Executive Vitality: Controlling the Urge to be “Trigger-Happy”

Executive Vitality: Controlling the Urge to be "Trigger-Happy"Do you have something about your work relationships that triggers you? I am talking about those times when you feel like, “Here we go again,” or, “Why can’t they just get this?” … or “Do I really have to explain this again?” Your blood starts to boil and you know that if you say what you are thinking, you might seriously violate a key company or personal value. If you give into the urge to voice one of those negative or potentially derogatory reactions, you know you will regret it and wish you had been more constructive. It is time to think about some preventative measures.

For example, suppose your VP of marketing brings you a proposal that is much too similar to the last two you turned back, and about which you explained in exquisite detail from your considerable experience (or so you thought) why that approach was guaranteed not to work. You feel the rise in your blood pressure and think, “Seriously? Again? Haven’t we been down this road several times before? We tried it twice. It failed twice. We know why it failed. Why is this being proposed to me again after my VP and I have had the conversation at least four times?” Yikes! The urge to just throw your hands up and throw the VP out of your office is really strong. But wait.

The best thing you can do is build some “muscle-memory” to help you:

  • Not give in to the urge,
  • Continue to build your good relationships, and
  • Turn the situation around in a way that is healthy and motivating, not demoralizing or denigrating.

Here are some steps that will help you avoid being “trigger reactive:”

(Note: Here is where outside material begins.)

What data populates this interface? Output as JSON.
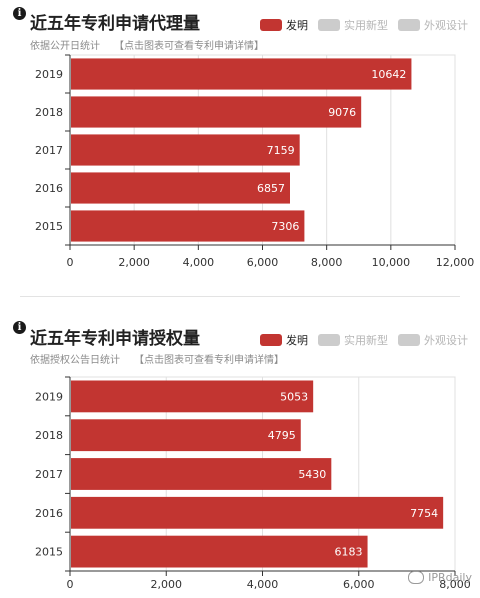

  • Identify the things most likely to trigger you.
  • Identify how your body feels when this occurs so you know the precursors.
  • Visualize yourself “acting out” and saying what you feel—the first (and perhaps unhealthy) thing that comes to mind — “Leave my office right now and put that proposal in the trash.”
  • Play out the scenario in your head. Picture what the consequences of “acting out” would be — tears, fears, absence from work, wheel-spinning, losing the wrong employee(s), drop in morale, loyalty, and dedication, and worse.
  • Reframe your reacting. Assume positive intent.
  • Practice acting differently the next time the type of event you find frustrating occurs.

For example:

  • Here is the Marketing VP with the proposal. You could delay: “I see where this is heading. Leave it with me and I will get back to you.” That gives you time to not say something you will regret.
  • You could gently probe and find out why the VP thought this was a good idea at this time: maybe YOU are wrong; maybe something in the environment has changed, or maybe your perceptions are wrong for another reason. Listen … be open.
  • Ask other questions to determine the underlying reason this marketing approach has been brought to you again. What is the problem? How can you help the VP see the forest, not just the trees.
  • Learn your new behavior. Practice.
  • Set your new behavior into action the next time.

It takes time to avoid being trigger-happy so taking the time to visualize yourself getting it right before dealing with real people is helpful.

What causes you to behave in a way you wish you had not with colleagues or direct reports? What repertoire of new behaviors do you need to build to deal with these situations?